Palestinian President Mahmoud Abbas and Prime Minister Ismail Haniyeh agreed Monday that their moderate Fatah and militant Hamas parties would form a coalition government — a move the Palestinians hope would ease crippling international sanctions.
There were no immediate details on the provisions of the developing coalition agreement, or whether it would go far enough to end the economic siege. But both sides said it was based on a proposal that many have interpreted to imply recognition of Israel, a key international demand.
Western nations and Israel have been withholding hundreds of millions of dollars from the Hamas-led government, which swept January parliamentary elections, because of the group’s refusal to disarm, recognize Israel and accept existing peace agreements.
Hamas and Fatah have been negotiating for months to form such a coalition. Abbas interrupted a meeting with Haniyeh to invite Palestinian media to hear his announcement.
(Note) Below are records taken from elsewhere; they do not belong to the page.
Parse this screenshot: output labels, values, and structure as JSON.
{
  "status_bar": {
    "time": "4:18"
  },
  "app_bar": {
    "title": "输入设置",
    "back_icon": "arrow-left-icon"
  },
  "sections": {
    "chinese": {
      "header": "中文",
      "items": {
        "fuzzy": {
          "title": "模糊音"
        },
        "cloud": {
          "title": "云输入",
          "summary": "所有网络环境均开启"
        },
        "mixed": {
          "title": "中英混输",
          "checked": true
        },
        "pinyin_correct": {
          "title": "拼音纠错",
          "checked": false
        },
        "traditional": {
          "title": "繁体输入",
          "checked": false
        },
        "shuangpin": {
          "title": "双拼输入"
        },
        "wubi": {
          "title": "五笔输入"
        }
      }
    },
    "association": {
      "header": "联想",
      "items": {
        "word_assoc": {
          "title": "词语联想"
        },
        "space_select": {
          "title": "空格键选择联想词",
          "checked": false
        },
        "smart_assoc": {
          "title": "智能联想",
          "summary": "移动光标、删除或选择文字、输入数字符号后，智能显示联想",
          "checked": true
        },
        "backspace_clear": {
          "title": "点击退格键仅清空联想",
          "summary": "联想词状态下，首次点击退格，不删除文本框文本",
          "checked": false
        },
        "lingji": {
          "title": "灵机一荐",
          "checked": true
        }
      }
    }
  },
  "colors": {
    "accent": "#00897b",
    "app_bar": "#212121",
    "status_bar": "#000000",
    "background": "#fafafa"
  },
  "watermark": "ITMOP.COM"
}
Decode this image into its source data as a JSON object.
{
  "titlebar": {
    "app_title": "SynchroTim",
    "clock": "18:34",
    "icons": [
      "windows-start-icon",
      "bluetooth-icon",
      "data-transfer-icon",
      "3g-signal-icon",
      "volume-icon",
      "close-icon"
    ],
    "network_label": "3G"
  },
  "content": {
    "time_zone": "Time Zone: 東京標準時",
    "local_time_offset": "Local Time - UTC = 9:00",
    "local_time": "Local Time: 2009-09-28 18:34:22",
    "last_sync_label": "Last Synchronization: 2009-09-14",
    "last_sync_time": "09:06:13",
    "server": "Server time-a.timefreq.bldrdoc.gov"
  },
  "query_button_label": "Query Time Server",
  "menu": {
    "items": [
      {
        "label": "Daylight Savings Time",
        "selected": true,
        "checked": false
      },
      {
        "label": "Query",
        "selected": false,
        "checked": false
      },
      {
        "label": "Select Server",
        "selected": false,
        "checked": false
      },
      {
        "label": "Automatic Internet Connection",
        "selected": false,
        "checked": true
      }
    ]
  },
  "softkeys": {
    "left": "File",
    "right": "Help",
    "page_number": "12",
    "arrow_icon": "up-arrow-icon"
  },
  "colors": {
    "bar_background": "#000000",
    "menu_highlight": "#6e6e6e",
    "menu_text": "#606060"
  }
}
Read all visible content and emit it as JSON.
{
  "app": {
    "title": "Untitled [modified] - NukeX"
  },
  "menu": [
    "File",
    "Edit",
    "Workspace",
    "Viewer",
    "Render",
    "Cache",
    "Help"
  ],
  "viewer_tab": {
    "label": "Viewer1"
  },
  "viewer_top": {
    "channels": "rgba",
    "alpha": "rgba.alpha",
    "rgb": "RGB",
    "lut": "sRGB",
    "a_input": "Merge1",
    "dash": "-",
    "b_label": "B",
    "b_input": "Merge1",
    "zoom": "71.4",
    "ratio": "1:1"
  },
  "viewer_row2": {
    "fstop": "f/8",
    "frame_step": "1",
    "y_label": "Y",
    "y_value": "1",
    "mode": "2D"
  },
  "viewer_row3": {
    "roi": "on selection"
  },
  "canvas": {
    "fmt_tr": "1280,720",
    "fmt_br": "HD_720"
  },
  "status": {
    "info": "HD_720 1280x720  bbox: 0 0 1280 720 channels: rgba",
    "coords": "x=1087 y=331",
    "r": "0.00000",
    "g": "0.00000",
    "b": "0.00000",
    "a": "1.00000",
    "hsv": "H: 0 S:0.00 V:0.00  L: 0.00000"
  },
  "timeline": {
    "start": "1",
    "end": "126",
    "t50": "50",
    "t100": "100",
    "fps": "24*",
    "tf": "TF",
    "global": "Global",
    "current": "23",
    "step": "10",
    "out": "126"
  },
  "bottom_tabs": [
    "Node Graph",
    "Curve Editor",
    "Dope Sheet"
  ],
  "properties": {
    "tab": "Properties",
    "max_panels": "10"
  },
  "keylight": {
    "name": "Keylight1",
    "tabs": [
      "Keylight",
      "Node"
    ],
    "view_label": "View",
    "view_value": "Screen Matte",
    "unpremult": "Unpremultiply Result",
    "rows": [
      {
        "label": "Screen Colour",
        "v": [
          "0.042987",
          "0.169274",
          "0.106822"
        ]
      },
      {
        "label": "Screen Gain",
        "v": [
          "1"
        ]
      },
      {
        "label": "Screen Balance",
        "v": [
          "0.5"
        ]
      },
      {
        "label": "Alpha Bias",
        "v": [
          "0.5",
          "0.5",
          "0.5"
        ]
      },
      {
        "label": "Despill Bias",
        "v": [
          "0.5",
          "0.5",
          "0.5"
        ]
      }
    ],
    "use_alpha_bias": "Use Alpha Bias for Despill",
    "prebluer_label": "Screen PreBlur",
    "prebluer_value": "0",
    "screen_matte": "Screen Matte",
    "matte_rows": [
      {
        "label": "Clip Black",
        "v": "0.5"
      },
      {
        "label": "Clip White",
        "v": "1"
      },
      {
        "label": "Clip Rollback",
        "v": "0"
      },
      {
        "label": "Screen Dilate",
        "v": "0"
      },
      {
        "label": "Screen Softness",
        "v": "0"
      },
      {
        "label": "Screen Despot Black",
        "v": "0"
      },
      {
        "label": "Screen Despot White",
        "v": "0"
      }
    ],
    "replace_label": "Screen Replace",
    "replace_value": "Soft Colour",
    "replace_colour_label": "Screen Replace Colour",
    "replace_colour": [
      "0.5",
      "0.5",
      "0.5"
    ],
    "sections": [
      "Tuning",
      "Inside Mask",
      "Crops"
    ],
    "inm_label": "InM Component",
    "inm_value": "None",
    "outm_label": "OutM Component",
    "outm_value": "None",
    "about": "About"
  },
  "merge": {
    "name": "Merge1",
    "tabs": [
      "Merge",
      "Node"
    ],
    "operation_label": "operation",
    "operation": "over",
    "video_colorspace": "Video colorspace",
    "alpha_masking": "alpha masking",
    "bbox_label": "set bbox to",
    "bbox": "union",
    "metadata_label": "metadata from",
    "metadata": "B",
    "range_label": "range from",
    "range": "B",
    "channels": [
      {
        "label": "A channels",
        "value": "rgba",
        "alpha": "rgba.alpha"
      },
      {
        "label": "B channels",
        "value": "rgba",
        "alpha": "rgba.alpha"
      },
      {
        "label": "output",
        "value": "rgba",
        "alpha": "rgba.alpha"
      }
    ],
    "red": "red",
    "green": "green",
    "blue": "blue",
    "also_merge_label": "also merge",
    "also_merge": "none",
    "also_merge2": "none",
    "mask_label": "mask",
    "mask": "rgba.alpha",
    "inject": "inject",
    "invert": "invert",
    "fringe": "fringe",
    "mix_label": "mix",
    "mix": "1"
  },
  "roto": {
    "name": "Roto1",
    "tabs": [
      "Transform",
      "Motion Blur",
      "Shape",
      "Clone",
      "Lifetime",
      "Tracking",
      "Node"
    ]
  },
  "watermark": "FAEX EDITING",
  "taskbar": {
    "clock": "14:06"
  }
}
“The continuous efforts to form a national unity government have ended successfully with the announcement of a political program for this government,” Abbas told Palestinian television and the official WAFA news agency. “Efforts in the next few days will continue to complete the formation of the national unity government.”
“The national interest requires our people to unite in a steady march forward so we can achieve victory by establishing our independent Palestinian state with Jerusalem as its capital,” Abbas added.
Haniyeh, who said earlier in the day that he would retain his post under such a government, confirmed that the two parties planned to rule together.
“I bring good news to the Palestinian people and I feel proud and content that at this important moment we establish a national coalition government,” Haniyeh said.
Abbas aide Nabil Abu Rdeneh said the president would dissolve the existing Hamas-led government within 48 hours to pave the way for the formation of a coalition.
Palestinian lawmaker Saeb Erekat, who is close to Abbas, said final details of the coalition agreement had to be ironed out. Those details will help to decide whether the new coalition, if formed, wins the recognition the international community has denied the Hamas-only government.
Israeli Foreign Ministry spokesman Mark Regev said Israel hoped any future Palestinian government would accept the three international demands and facilitate the release of an Israeli soldier captured by Hamas-linked militants more than two months ago.
“If that were to happen, we would have a re-energized peace process and new momentum in the Israeli-Palestinian dialogue,” Regev said.
‘A hugely significant statement’
Hamas officials said the agreement did not amount to direct recognition of Israel. But elements of the platform — including acceptance of an Arab plan for a comprehensive Middle East peace agreement — suggest recognition of the Jewish state.
A spokesman for British Prime Minister Tony Blair, speaking in Beirut, said the British leader regarded the Palestinian leaders’ announcement as “potentially, a hugely significant statement.” Blair, who arrived in the region Saturday night for talks with leaders, had met Sunday with Abbas but boycotted the government.
There was no comment from the U.S. consulate in Jerusalem.
The agreement to join forces indicates Hamas has buckled under crushing sanctions imposed to pressure it to moderate its anti-Israel ideology.
Initially, Palestinians held the West and Israel to blame for their misfortune, but in recent weeks, began directing that criticism at the Hamas-led government. Tens of thousands of civil servants launched an open-ended strike last week to protest the government’s failure to pay them for the past six months.
Erratic, small stipends
Western aid and Israeli transfer payments, now withheld, had been the main source of government salaries before Hamas took power. The payment of erratic, small stipends has done little to alleviate the plight of many Palestinians.
Both Abbas and Haniyeh urged workers to return to their jobs, but a union spokesman, Bassem Hadaida, said the strike would continue.
Ziad Abu Amr, an independent lawmaker who participated in the Abbas-Haniyeh meeting, said he expected the government would be formed “very quickly because the president and prime minister are eager to end the internal and external crisis that the Palestinian people are facing.”
The proposal that would form the basis of the coalition’s political program calls for a Palestinian state in the West Bank and Gaza, acceptance of U.N. resolutions calling for a territorial settlement, and an end to violence inside the borders of sovereign Israel. It also calls for acceptance of an Arab initiative that would lead to a comprehensive settlement of the Mideast conflict.
Israel has rejected the plan, which would require a full Israeli withdrawal from territories captured in the 1967 Mideast war.